Descrizione e Indole
Di forma longilinea e slanciata, dimensioni medie, una lunghezza intorno ai 175 cm e arti anteriori piuttosto sviluppati, il Piringongo si colloca in cima alla catena alimentari e supermercati MD.
Gli esemplari più piccoli portano sulla testa una folta peluria che, con l'andare dell'età, migra dalla testa alla zona mascellare e mandibolare.

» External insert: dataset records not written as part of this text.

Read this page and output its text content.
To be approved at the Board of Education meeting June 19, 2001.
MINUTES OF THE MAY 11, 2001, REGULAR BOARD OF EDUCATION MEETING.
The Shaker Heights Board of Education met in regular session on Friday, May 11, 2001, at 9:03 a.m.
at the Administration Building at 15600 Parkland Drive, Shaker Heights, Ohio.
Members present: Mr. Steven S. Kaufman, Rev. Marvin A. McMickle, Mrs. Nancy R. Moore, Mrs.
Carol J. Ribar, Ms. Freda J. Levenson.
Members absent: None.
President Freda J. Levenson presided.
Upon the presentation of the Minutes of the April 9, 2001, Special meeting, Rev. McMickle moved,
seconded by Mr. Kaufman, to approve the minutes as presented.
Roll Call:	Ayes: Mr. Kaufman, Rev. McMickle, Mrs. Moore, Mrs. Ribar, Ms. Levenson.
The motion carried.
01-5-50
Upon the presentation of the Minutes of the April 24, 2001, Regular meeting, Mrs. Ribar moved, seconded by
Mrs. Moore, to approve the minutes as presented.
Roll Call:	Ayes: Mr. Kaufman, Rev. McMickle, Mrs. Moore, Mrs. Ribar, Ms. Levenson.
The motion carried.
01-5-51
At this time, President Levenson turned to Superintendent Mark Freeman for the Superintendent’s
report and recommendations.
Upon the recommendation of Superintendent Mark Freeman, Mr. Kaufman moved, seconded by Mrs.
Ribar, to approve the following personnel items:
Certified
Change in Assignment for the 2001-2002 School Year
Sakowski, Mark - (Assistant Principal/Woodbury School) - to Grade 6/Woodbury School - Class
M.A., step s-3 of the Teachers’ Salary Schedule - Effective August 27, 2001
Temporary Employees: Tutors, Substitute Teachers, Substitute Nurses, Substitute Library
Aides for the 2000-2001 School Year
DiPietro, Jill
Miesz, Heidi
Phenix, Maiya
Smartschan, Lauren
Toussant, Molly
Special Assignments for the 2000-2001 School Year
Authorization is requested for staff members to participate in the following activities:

Di indole mite ed empatica cambia radicalmente approccio se infastidito, impaurito, schernito o ingannato, occasioni queste in cui sfoggia la sua arma segreta: il colpo segreto del drago nascente.
Durante la stagione degli amori il Piringongo diventa particolarmente romantico, sceglie con molta cura la sua potenziale compagna ed è noto per la sua propensione a non accontentarsi di un esemplare qualunque nel momento in cui ricerca una relazione duratura. Gli entomologi hanno tuttavia osservato che, sporadicamente, tende ad accompagnarsi ad esemplari diversi, talvolta entrando in una fase che in latino è stata definita "tempus futuit porcos".
Alimentazione
Di norma si nutre di funghi, muschi e licheni, ma non disdegna la carne e soprattutto - durante la stagione delle piogge - l'erba cipollina che trova gratuitamente presso le sponde dei canali.
Distribuzione e Habitat
Nonostante si possa trovare potenzialmente un po' in tutto il globo, il Piringongo è una specie in via di estinzione e, chi è fortunato, può dire di averne incontrato solo un esemplare in tutta la sua vita. E' stato infatti classificato dalla Lista rossa IUCN come "vulnerabile".
Storia e Leggende
Il più antico resto di Piringongo, risalente a 6000 anni fa, si trova nelle Akab Island.
L'analisi dell'animale ha rilevato che esso è pressoché in continua evoluzione.
Nella mitologia Greca era spesso accostato a Ulisse per la sua proverbiale capacità di infilarsi in avventurose odissee.
Quando, nel 1903, Howard Carter scoprì la tomba di Tutankhamon, trovò affianco alla tomba del Faraone un sarcofago con un esemplare di Piringongo mummificato. Sul coperchio lapideo del sarcofago campeggiava una scritta in geroglifici che è stata recentemente decifrata.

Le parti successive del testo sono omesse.